Current through Register Vol. 49, No. 13, September 23, 2024
Subpart 1.
Definitions.
A. The definitions
in this subpart apply to this part.
B. "Earned income" means compensation from
lawful employment or lawful self-employment, including salaries, wages, tips,
gratuities, commissions, earnings from self-employment, incentive payments from
work or training programs, payments made by an employer for regularly accrued
vacation or sick leave, employee bonuses and profit sharing, jury duty pay,
picket duty pay, and profit from other lawful activities that accrues as a
result of the household member's effort or labor. Earned income does not
include returns from capital investment or benefits that accrue as compensation
for lack of employment.
C. "Income"
means earned or unearned income in the form of any lawful circulating medium of
exchange of the United States including coins, paper money, digital currency,
and electronic funds from any identified or unidentified source that is
received by, made available to, or is projected for an applicant or a recipient
or any member of the applicant's or recipient's household.
D. "Monthly household income" means the
combined measure of the average monthly incomes of an applicant or a recipient
and all members of the applicant's or recipient's household.
E. "Nonrecurring income" means earned or
unearned income that is not of a continuous nature or is received only one time
in the form of a nonrecurring lump sum payment.
F. "Seasonal income" means earned income that
is received at regular intervals for only part of the year.
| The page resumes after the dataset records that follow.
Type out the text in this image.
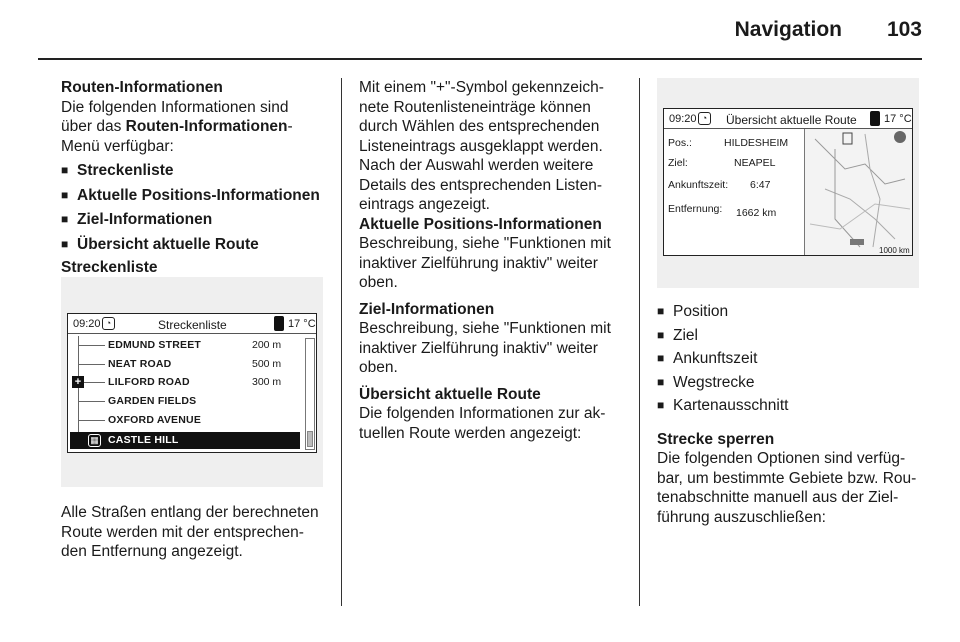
Navigation 103

Routen-Informationen

Die folgenden Informationen sind

über das Routen-Informationen-

Menü verfügbar:

■ Streckenliste
■ Aktuelle Positions-Informationen
■ Ziel-Informationen
■ Übersicht aktuelle Route

Streckenliste

09:20 ◔	Streckenliste	17 °C
+
EDMUND STREET	200 m
NEAT ROAD	500 m
LILFORD ROAD	300 m
GARDEN FIELDS
OXFORD AVENUE
▦ CASTLE HILL

Alle Straßen entlang der berechneten

Route werden mit der entsprechen-

den Entfernung angezeigt.

Mit einem "+"-Symbol gekennzeich-

nete Routenlisteneinträge können

durch Wählen des entsprechenden

Listeneintrags ausgeklappt werden.

Nach der Auswahl werden weitere

Details des entsprechenden Listen-

eintrags angezeigt.

Aktuelle Positions-Informationen

Beschreibung, siehe "Funktionen mit

inaktiver Zielführung inaktiv" weiter

oben.

Ziel-Informationen

Beschreibung, siehe "Funktionen mit

inaktiver Zielführung inaktiv" weiter

oben.

Übersicht aktuelle Route

Die folgenden Informationen zur ak-

tuellen Route werden angezeigt:

09:20 ◔	Übersicht aktuelle Route 17 °C
Pos.:	HILDESHEIM
Ziel:	NEAPEL
Ankunftszeit: 6:47
Entfernung: 1662 km
1000 km
■ Position
■ Ziel
■ Ankunftszeit
■ Wegstrecke
■ Kartenausschnitt

Strecke sperren

Die folgenden Optionen sind verfüg-

bar, um bestimmte Gebiete bzw. Rou-

tenabschnitte manuell aus der Ziel-

führung auszuschließen:
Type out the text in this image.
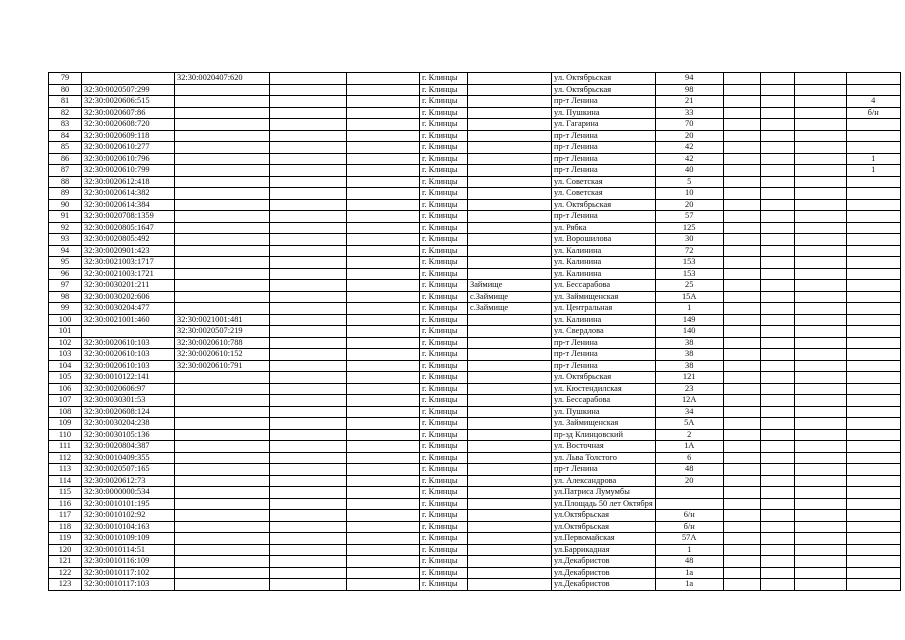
79		32:30:0020407:620			г. Клинцы		ул. Октябрьская	94				
80	32:30:0020507:299				г. Клинцы		ул. Октябрьская	98				
81	32:30:0020606:515				г. Клинцы		пр-т Ленина	21				4
82	32:30:0020607:86				г. Клинцы		ул. Пушкина	33				б/н
83	32:30:0020608:720				г. Клинцы		ул. Гагарина	70				
84	32:30:0020609:118				г. Клинцы		пр-т Ленина	20				
85	32:30:0020610:277				г. Клинцы		пр-т Ленина	42				
86	32:30:0020610:796				г. Клинцы		пр-т Ленина	42				1
87	32:30:0020610:799				г. Клинцы		пр-т Ленина	40				1
88	32:30:0020612:418				г. Клинцы		ул. Советская	5				
89	32:30:0020614:382				г. Клинцы		ул. Советская	10				
90	32:30:0020614:384				г. Клинцы		ул. Октябрьская	20				
91	32:30:0020708:1359				г. Клинцы		пр-т Ленина	57				
92	32:30:0020805:1647				г. Клинцы		ул. Рябка	125				
93	32:30:0020805:492				г. Клинцы		ул. Ворошилова	30				
94	32:30:0020901:423				г. Клинцы		ул. Калинина	72				
95	32:30:0021003:1717				г. Клинцы		ул. Калинина	153				
96	32:30:0021003:1721				г. Клинцы		ул. Калинина	153				
97	32:30:0030201:211				г. Клинцы	Займище	ул. Бессарабова	25				
98	32:30:0030202:606				г. Клинцы	с.Займище	ул. Займищенская	15А				
99	32:30:0030204:477				г. Клинцы	с.Займище	ул. Центральная	1				
100	32:30:0021001:460	32:30:0021001:481			г. Клинцы		ул. Калинина	149				
101		32:30:0020507:219			г. Клинцы		ул. Свердлова	140				
102	32:30:0020610:103	32:30:0020610:788			г. Клинцы		пр-т Ленина	38				
103	32:30:0020610:103	32:30:0020610:152			г. Клинцы		пр-т Ленина	38				
104	32:30:0020610:103	32:30:0020610:791			г. Клинцы		пр-т Ленина	38				
105	32:30:0010122:141				г. Клинцы		ул. Октябрьская	121				
106	32:30:0020606:97				г. Клинцы		ул. Кюстендилская	23				
107	32:30:0030301:53				г. Клинцы		ул. Бессарабова	12А				
108	32:30:0020608:124				г. Клинцы		ул. Пушкина	34				
109	32:30:0030204:238				г. Клинцы		ул. Займищенская	5А				
110	32:30:0030105:136				г. Клинцы		пр-зд Клинцовский	2				
111	32:30:0020804:387				г. Клинцы		ул. Восточная	1А				
112	32:30:0010409:355				г. Клинцы		ул. Льва Толстого	6				
113	32:30:0020507:165				г. Клинцы		пр-т Ленина	48				
114	32:30:0020612:73				г. Клинцы		ул. Александрова	20				
115	32:30:0000000:534				г. Клинцы		ул.Патриса Лумумбы					
116	32:30:0010101:195				г. Клинцы		ул.Площадь 50 лет Октября					
117	32:30:0010102:92				г. Клинцы		ул.Октябрьская	6/н				
118	32:30:0010104:163				г. Клинцы		ул.Октябрьская	б/н				
119	32:30:0010109:109				г. Клинцы		ул.Первомайская	57А				
120	32:30:0010114:51				г. Клинцы		ул.Баррикадная	1				
121	32:30:0010116:109				г. Клинцы		ул.Декабристов	48				
122	32:30:0010117:102				г. Клинцы		ул.Декабристов	1а				
123	32:30:0010117:103				г. Клинцы		ул.Декабристов	1а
G. "Unearned income" means income that does
not meet the definition of earned income and is received without being required
to perform any labor or service as a condition of receiving the
income.
Subp. 2.
Monthly household income.
A. The
commissioner must calculate the monthly household income of an applicant or a
recipient according to this part.
B. The commissioner must use monthly
household income to determine the household's eligibility for benefits from
income-based state soldiers' assistance program activities.
Subp. 3.
Income
inclusion.
The commissioner must include the monthly income of an
applicant or a recipient and all members of the applicant's or recipient's
household when calculating monthly household income unless the income of the
applicant, or recipient, or a specific household member or income from a
specific source is excluded by this chapter.
Subp. 4.
Income ownership.
The commissioner must count as income any money deposited to a
financial account that is jointly owned by:
A. an applicant or a recipient or a member of
the applicant's or recipient's household; and
B. a person who is not eligible for benefits
unless the money can be attributed to the person who is not eligible for
benefits.
Subp. 5.
Income limits.
A. When an
applicant's or a recipient's monthly household income is a determinant of
eligibility for a specific state soldiers' assistance program activity, maximum
monthly household income limits based on an applicant's or a recipient's
household size are provided in the schedule of maximum monthly allowances for
the program activity.
B. A
household is not eligible for benefits from a state soldiers' assistance
program activity that is income-based if the household's monthly household
income is greater than or equal to its maximum monthly household income limit
for the program activity.
Subp.
6.
Income documentation.
A. An applicant or a recipient must verify
monthly household income by providing the commissioner with any of the
following documents:
(1) payroll statements,
financial account statements, and pay receipts;
(2) federal income tax returns and all
schedules for income from self-employment;
(3) business records;
(4) benefit award letters, settlement
statements, and retirement income distribution statements; or
(5) other documentation that verifies a
household member's income issued by the entity providing the income.
B. An applicant or a recipient
must submit the most current income documentation to the commissioner for the
number of months over which a type of income is calculated.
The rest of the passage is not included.